Cambridge Encyclopedia :: Cambridge Encyclopedia Vol. 37

Jack B(utler) Yeats

Painter, born in London, UK, the brother of W B Yeats. Educated in Co Sligo, his first works were illustrations and strip cartoons, such as ‘Chubblock Homes’ for Comic Cuts. He is best known for his colourful, freely painted pictures of Irish daily life and Celtic mythology, produced after 1915.

Jack Butler Yeats (1871-1957) was an Anglo-Irish artist.

Yeats's early style was that of an illustrator and almost a cartoonist (he produced the first cartoon strip version of Sherlock Holmes in 1894);

Beginning around 1920, Yeats developed into an intensely Expressionist artist, moving from illustration to Symbolism. However, he believed that 'a painter must be part of the land and of the life he paints', and his own artistic development, as a Modernist and Expressionist, helped articulate a modern Ireland of the twentieth century, partly by depicting specifically Irish subjects, but also by doing so in the light of universal themes such as the loneliness of the individual, and the universality of the plight of man. When he died, Samuel Beckett wrote that 'Yeats is the great of our time...he brings light as only the great dare to bring light to the issueless predicament of existence'.

Yeats won a silver medal at the 1924 Olympic Games in painting.

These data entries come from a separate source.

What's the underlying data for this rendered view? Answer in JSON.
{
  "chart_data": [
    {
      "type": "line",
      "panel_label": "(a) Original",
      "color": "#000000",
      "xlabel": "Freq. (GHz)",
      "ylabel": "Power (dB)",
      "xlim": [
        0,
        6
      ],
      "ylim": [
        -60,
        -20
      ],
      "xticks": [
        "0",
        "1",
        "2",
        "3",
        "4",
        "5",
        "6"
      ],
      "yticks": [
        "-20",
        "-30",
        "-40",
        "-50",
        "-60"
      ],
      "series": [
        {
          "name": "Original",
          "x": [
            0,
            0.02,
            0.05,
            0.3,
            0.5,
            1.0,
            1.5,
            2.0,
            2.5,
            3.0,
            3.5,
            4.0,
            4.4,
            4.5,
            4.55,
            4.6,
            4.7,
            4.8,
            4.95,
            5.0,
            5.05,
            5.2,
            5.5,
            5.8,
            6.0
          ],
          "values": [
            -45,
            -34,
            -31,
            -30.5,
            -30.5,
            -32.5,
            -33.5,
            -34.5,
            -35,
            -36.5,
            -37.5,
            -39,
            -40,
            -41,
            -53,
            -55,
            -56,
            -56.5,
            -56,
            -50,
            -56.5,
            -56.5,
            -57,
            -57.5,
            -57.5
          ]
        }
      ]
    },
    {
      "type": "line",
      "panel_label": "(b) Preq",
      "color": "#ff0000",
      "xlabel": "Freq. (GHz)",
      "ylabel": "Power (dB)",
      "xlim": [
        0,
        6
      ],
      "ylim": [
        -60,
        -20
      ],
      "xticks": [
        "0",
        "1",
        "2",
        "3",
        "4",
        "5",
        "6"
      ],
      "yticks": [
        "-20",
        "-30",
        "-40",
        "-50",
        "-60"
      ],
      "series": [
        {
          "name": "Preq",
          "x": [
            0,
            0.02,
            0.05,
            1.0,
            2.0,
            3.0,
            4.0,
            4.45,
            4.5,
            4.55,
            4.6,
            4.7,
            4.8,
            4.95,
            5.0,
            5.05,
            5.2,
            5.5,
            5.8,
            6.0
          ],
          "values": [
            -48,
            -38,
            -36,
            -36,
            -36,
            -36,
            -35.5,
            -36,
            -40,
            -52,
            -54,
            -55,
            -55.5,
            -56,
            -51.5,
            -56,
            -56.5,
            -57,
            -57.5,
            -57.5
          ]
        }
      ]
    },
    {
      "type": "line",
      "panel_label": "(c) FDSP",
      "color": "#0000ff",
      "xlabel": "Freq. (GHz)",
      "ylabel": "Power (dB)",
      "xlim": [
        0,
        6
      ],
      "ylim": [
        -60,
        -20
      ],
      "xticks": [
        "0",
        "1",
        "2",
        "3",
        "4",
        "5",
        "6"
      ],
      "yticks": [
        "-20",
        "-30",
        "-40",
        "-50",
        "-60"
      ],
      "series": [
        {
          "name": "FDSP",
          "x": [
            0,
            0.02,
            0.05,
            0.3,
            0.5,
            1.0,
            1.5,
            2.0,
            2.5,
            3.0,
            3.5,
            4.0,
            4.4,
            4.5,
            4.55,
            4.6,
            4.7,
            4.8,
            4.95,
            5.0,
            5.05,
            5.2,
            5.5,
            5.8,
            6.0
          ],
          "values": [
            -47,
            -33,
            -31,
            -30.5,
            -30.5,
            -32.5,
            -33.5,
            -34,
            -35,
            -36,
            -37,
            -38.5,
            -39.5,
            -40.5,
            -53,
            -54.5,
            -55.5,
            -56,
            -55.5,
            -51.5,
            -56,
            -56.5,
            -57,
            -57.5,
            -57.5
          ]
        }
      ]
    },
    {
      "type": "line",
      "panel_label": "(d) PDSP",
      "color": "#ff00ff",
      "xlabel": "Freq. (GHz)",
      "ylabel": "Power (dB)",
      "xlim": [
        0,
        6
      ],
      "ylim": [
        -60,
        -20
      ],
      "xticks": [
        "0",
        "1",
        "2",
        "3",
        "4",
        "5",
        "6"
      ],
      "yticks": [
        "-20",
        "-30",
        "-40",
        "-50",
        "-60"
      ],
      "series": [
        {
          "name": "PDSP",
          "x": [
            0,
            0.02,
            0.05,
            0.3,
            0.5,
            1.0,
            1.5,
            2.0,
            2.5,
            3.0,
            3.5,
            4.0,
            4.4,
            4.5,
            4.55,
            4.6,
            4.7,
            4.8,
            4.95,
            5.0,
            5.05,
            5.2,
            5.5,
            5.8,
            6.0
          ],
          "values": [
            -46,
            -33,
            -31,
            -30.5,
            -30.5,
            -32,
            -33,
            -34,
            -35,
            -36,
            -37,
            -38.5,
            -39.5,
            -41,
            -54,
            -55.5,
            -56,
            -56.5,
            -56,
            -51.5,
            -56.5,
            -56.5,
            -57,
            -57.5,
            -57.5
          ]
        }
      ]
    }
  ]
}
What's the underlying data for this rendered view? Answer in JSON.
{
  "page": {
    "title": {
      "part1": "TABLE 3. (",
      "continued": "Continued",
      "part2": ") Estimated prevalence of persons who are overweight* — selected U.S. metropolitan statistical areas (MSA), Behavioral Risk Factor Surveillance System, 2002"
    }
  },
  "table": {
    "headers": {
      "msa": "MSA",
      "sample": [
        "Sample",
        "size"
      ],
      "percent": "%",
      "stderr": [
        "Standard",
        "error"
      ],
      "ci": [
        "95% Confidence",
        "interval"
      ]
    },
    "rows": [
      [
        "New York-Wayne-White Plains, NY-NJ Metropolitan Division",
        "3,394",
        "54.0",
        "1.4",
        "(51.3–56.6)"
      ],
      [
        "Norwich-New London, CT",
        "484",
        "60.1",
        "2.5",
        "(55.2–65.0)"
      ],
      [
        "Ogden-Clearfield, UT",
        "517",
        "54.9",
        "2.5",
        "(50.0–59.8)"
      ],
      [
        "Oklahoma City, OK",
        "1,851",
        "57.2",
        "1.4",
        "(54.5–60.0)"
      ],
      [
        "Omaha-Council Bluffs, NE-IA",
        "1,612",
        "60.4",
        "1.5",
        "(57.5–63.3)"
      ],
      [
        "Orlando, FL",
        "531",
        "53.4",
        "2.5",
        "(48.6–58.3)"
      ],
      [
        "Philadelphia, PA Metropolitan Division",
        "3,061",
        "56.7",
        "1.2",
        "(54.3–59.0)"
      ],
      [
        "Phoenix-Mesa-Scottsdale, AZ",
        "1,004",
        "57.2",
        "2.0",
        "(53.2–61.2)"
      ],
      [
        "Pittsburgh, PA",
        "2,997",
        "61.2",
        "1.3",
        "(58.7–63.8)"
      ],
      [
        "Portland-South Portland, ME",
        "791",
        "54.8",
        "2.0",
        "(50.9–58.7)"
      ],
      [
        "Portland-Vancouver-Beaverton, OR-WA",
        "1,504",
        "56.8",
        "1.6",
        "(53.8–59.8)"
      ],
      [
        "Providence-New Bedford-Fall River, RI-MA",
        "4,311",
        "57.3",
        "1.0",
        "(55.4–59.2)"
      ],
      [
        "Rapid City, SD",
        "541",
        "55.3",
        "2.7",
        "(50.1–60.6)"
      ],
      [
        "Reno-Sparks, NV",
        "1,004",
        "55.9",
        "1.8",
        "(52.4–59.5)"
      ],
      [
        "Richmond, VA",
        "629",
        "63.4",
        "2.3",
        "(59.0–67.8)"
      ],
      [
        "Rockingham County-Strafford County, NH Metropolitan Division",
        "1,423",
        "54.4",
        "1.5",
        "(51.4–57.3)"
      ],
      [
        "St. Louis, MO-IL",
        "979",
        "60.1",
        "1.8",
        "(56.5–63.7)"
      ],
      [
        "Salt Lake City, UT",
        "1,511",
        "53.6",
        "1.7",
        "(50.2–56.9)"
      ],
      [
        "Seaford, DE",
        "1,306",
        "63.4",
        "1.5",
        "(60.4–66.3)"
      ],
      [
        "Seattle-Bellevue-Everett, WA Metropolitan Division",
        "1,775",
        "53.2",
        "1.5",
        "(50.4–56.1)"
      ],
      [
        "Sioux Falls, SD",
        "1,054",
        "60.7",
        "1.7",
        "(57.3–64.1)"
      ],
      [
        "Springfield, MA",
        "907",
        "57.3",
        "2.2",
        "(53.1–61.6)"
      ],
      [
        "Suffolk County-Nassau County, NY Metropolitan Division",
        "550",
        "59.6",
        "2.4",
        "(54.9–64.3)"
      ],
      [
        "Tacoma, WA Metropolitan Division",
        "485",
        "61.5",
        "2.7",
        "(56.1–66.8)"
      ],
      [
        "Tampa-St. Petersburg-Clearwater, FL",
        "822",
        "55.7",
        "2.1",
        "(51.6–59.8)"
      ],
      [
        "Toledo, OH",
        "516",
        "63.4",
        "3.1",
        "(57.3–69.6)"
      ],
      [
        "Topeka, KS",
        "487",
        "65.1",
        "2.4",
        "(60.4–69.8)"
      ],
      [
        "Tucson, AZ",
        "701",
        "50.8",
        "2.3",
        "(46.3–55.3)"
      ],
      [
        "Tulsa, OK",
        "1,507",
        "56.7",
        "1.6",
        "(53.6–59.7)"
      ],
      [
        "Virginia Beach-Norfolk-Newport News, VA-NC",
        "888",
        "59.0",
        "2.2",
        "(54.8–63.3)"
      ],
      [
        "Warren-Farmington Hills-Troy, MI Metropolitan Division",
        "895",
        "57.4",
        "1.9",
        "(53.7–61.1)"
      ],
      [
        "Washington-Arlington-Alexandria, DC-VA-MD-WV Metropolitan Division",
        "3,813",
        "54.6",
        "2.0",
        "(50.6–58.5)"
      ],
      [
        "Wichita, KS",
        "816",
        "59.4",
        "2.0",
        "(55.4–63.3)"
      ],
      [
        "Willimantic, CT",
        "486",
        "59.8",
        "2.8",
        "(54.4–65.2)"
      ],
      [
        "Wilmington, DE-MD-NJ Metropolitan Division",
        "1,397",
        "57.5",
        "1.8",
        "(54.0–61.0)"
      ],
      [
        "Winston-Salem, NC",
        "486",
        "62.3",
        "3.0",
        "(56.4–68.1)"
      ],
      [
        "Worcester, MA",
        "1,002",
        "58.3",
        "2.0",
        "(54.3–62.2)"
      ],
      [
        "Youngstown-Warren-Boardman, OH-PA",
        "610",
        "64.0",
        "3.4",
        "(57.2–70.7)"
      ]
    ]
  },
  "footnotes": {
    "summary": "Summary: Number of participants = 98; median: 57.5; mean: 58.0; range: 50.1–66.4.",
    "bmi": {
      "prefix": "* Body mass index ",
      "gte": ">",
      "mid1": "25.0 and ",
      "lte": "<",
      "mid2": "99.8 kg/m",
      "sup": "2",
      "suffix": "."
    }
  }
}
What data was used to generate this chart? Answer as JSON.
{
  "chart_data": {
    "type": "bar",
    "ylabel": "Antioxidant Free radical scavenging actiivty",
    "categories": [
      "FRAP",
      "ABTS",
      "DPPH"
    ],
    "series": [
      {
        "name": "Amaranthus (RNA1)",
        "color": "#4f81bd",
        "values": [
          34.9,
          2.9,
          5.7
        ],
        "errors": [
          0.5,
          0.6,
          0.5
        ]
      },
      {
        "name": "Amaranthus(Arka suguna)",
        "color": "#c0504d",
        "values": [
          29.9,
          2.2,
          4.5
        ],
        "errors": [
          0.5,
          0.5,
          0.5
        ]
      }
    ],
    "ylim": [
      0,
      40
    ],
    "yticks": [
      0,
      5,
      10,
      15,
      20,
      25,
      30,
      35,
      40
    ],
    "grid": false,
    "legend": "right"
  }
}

Yeats's favourite subjects include the Irish landscape (and sky), horses, the circus and travelling players. Despite his position as the most important Irish artist of the twentieth century (and the first to sell for over £1m), he took no pupils and allowed no one watch him work, so he remains a unique figure.

Besides painting, Yeats had a significant interest in theatre and in literature. Yeats's paintings usually bear poetic and evocative titles. He was the youngest son of Irish portraitist John Butler Yeats, and the brother of the Nobel Prize winning poet William Butler Yeats, both of whom fully acknowledged all his talents. Indeed, his father recognized that Jack was a far better painter than he, and also believed that 'some day I will be remembered as the father of a great poet, and the poet is Jack'.

Yeats was married to the painter Mary Cottenham White ('Cottie') in 1894 and elected a member of the Royal Hibernian Academy in 1916.